Lebanon's President Michel Aoun speaks during a news conference at the presidential palace last month in Baabda, Lebanon.  (photo credit: DALATI NOHRA / REUTERS)
Lebanon's President Michel Aoun speaks during a news conference at the presidential palace last month in Baabda, Lebanon.
(photo credit: DALATI NOHRA / REUTERS)
It looks like the talks between Lebanon and Israel to delineate their maritime border will be actively encouraged by the Biden administration. The leaks by Israeli sources to the media on the substance of the talks disturb the process, and might even postpone the chance to reach an agreement fast.

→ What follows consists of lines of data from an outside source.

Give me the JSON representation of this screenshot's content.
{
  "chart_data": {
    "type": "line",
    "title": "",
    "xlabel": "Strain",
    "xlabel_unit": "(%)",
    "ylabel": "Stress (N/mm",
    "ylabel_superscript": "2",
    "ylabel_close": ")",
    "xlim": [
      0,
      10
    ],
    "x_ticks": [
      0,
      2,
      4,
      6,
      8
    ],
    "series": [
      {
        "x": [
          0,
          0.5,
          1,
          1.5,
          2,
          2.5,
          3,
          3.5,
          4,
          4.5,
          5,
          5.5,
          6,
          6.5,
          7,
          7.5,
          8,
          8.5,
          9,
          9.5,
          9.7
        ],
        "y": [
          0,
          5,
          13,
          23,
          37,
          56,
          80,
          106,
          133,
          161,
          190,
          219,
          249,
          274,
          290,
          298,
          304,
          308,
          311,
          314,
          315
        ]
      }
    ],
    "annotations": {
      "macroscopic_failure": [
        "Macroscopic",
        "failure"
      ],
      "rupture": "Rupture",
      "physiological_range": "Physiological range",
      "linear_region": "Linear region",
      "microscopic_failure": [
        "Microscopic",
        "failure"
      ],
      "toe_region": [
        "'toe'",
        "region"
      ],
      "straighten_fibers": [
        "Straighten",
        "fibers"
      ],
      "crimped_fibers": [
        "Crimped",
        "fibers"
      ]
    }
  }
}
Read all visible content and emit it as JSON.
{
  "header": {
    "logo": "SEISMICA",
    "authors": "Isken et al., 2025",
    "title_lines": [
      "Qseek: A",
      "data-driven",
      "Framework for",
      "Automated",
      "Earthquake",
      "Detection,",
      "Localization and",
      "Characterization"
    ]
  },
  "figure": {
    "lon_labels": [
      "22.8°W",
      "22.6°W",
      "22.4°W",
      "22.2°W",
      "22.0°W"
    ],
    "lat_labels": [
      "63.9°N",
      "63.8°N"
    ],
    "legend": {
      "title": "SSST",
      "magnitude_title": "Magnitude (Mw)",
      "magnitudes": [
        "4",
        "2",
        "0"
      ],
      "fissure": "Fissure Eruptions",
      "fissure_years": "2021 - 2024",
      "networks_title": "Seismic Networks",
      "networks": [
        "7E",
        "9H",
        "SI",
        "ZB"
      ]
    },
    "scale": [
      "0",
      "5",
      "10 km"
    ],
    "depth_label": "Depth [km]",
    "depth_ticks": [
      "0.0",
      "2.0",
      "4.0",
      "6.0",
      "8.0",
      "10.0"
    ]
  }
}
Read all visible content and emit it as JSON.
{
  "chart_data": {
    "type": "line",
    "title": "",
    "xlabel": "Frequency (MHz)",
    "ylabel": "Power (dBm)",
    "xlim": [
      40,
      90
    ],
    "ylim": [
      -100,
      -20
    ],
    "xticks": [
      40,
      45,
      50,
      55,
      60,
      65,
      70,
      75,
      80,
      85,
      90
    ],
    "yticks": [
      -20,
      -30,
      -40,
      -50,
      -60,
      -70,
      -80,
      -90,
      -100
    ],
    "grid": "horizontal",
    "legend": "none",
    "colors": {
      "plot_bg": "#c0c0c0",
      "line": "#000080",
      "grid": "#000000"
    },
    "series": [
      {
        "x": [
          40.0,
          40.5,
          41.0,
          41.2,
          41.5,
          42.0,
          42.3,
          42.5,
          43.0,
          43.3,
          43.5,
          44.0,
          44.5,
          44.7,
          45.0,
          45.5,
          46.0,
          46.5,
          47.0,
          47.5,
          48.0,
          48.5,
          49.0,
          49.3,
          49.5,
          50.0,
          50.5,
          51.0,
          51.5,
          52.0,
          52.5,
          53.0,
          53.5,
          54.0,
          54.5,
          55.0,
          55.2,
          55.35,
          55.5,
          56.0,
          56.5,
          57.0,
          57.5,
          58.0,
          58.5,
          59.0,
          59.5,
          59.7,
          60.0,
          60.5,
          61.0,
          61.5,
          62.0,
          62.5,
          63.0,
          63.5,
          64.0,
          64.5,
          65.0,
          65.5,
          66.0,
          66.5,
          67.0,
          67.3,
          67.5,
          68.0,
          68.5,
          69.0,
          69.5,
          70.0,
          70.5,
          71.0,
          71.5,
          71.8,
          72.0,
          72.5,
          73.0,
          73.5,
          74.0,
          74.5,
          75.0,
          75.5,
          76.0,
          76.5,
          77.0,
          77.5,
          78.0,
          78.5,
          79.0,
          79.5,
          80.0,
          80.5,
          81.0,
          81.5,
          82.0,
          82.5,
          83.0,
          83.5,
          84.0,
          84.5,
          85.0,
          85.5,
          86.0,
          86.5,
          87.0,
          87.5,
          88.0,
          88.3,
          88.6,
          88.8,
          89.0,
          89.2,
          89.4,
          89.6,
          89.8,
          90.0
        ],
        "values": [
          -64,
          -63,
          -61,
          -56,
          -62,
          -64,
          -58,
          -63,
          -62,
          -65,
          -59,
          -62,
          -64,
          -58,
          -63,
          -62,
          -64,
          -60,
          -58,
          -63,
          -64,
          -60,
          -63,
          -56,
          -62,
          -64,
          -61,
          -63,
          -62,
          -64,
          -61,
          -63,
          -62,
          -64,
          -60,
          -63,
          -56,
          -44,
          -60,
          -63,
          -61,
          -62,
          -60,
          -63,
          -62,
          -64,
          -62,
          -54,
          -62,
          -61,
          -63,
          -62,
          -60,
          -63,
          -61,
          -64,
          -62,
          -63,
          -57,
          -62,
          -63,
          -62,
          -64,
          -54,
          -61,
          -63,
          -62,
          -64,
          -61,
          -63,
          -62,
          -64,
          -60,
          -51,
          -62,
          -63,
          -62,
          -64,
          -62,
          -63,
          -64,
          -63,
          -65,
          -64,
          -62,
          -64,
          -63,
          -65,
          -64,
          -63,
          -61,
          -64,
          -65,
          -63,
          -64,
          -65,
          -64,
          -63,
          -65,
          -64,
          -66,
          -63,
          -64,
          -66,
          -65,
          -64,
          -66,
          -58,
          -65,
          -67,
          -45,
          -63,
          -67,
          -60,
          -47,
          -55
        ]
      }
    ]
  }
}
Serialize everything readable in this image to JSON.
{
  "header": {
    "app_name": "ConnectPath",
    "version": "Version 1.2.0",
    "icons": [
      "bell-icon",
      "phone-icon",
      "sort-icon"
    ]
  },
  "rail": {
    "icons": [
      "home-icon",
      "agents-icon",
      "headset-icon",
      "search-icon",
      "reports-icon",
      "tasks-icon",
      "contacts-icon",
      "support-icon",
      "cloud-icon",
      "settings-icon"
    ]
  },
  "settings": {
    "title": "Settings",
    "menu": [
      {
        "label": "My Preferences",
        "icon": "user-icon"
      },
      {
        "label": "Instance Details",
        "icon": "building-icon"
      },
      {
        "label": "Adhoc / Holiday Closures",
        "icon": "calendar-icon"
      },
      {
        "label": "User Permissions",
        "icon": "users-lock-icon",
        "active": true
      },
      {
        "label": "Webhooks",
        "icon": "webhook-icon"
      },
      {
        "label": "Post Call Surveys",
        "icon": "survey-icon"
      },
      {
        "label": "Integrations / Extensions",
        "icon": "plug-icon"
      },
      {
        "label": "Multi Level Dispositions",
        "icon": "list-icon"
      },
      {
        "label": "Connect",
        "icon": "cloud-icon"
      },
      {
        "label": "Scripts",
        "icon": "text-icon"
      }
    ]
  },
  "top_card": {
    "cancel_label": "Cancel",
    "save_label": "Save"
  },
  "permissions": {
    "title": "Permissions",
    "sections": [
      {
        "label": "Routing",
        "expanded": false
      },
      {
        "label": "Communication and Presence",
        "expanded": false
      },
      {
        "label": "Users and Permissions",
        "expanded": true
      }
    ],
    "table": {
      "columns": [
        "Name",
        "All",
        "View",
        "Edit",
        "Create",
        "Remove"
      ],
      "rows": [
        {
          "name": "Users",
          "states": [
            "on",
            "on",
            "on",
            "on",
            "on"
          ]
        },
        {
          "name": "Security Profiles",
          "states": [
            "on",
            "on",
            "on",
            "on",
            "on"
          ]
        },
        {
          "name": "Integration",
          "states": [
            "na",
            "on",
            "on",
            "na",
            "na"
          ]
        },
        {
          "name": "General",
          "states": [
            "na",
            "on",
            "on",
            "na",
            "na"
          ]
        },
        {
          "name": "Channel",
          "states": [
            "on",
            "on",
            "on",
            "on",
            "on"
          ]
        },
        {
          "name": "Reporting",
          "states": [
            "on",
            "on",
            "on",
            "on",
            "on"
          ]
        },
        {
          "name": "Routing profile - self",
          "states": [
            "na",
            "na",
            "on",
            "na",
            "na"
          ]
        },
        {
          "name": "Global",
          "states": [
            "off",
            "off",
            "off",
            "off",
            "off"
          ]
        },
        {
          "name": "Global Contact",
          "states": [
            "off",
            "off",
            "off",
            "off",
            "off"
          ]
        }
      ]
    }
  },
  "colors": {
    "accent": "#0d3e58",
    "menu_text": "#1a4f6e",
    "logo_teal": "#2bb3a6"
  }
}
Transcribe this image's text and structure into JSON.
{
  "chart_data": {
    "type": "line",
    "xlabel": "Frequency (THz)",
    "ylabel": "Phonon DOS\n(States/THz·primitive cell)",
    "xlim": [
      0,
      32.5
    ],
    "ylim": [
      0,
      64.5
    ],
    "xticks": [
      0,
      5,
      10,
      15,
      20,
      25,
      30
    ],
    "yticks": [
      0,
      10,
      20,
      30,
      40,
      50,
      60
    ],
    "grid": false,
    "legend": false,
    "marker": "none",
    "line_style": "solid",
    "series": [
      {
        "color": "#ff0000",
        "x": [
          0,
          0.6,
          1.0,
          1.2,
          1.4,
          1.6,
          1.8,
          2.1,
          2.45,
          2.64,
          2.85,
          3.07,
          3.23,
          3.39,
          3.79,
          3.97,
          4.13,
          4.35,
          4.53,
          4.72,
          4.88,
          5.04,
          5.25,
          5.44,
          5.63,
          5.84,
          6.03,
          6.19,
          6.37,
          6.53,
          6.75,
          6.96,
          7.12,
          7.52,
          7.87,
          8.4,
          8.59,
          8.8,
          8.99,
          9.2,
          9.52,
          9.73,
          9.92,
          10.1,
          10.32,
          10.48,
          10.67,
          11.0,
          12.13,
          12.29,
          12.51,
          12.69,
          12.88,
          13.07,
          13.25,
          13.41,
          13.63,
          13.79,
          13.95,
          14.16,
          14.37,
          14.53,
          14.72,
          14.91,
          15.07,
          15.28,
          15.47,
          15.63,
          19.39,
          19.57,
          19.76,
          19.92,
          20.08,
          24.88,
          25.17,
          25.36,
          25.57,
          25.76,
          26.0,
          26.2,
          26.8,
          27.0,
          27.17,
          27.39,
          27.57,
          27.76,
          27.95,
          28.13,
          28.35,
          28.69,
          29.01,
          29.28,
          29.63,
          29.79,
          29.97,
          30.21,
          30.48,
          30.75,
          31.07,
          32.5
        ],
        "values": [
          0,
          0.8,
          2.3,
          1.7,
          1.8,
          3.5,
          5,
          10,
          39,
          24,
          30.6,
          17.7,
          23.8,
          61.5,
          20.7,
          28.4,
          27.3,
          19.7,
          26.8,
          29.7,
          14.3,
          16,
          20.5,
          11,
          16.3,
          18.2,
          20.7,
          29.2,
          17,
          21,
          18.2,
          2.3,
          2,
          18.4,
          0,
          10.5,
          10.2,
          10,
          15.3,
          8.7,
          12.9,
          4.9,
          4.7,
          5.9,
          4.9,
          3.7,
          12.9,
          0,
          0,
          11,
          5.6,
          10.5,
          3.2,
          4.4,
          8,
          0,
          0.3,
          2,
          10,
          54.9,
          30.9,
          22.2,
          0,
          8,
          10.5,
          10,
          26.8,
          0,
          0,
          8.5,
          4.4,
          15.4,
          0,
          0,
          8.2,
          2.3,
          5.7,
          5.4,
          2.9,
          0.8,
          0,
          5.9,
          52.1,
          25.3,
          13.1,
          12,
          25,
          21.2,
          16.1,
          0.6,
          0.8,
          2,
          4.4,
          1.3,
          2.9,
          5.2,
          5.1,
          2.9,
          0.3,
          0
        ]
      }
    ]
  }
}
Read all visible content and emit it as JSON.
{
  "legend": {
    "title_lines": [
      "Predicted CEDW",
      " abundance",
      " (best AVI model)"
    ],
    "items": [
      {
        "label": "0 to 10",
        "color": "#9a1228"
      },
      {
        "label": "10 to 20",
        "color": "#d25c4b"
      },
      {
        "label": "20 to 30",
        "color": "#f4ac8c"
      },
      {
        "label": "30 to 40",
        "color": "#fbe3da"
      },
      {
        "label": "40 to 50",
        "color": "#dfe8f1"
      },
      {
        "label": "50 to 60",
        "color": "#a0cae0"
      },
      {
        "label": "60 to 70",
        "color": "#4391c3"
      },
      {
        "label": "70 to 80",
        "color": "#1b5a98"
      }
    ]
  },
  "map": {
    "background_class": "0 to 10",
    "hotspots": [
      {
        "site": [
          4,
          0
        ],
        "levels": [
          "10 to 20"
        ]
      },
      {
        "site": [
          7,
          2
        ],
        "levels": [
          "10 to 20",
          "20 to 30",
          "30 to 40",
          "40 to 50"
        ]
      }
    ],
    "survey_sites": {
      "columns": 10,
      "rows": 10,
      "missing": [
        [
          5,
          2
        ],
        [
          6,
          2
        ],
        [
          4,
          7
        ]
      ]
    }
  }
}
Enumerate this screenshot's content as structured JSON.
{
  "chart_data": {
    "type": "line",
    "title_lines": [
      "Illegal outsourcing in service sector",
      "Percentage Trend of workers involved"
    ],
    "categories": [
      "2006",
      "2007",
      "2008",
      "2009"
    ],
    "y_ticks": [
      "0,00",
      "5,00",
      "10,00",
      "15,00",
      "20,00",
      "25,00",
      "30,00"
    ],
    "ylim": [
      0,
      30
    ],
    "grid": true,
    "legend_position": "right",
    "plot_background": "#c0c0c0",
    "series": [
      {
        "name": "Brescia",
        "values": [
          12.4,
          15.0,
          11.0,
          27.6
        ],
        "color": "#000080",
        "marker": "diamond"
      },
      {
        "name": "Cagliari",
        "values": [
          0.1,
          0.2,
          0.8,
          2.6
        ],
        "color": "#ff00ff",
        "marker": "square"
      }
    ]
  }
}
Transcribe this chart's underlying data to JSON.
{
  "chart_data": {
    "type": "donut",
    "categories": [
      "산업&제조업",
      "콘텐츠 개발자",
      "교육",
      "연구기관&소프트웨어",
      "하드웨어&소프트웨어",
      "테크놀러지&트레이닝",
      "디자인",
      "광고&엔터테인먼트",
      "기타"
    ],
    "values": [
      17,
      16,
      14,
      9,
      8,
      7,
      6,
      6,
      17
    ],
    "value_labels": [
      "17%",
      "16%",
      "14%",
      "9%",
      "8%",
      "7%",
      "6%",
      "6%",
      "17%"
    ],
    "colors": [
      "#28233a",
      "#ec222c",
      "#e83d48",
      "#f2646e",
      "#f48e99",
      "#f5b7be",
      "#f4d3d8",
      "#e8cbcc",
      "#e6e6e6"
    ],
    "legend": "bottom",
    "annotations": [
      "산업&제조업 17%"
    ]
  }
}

I perused the Lebanese media since the beginning of the talks and find laconic reports such as the atmosphere, or when will be the next meeting. No leak from inside discussion held in Naqoura tent.
Lebanon joined the talks not without internal tension. Hezbollah insisted that only militaries will compose the Lebanese delegation. President [Michel] Aoun, a close ally of Hezbollah, overruled the request. The tension between both parties rose high. Nasrallah is waiting for the occasion to derail the talks.
Leaking details about Israel’s maps, one provocative, the other moderate, will put Lebanon on the defensive, prolong the time to an agreement and embarrass other players.
In any negotiation, the sides start with maximalist demands and start to retract slowly. According to the discussions, until reaching an agreed solution the leaks harm this process.
In the talks with Lebanon, there are two more players which we have to value: the commitment to success by the US and the UN. Any faux pas from our side will only embarrass this. Even more so, the leaks will harden the positions that need time and efforts to diffuse. All sides should confine to the agreed-upon meaning the delineation talks are about the disputed triangle only of 860 square kilometers.
Any tactical derogation or strategical hidden objectives should be put aside. The successful delineation of this triangle will not exclude future disputes, since the gas resource is in the bottom of the sea. Its extraction might be complicated.
Israel has the technology. Lebanon hired the French company Total. There is an idea, although still unripe, that Total will extract the gas from the triangle and will distribute it between Israel and Lebanon, according to an agreed repartition, if it happens.
This solution will bring to a new reality with our northern neighbor.
In the coming days, the talks will resume. Israel should refrain from intentional leaks and ask Lebanon not to fall in the sin of leaking, for the sake of a compromise. Although the new American administration will push toward that compromise, probably without the same impetus as its predecessor. Israel should help the new administration by returning to quiet diplomacy.
The writer is former ambassador to Egypt and United Nations Geneva.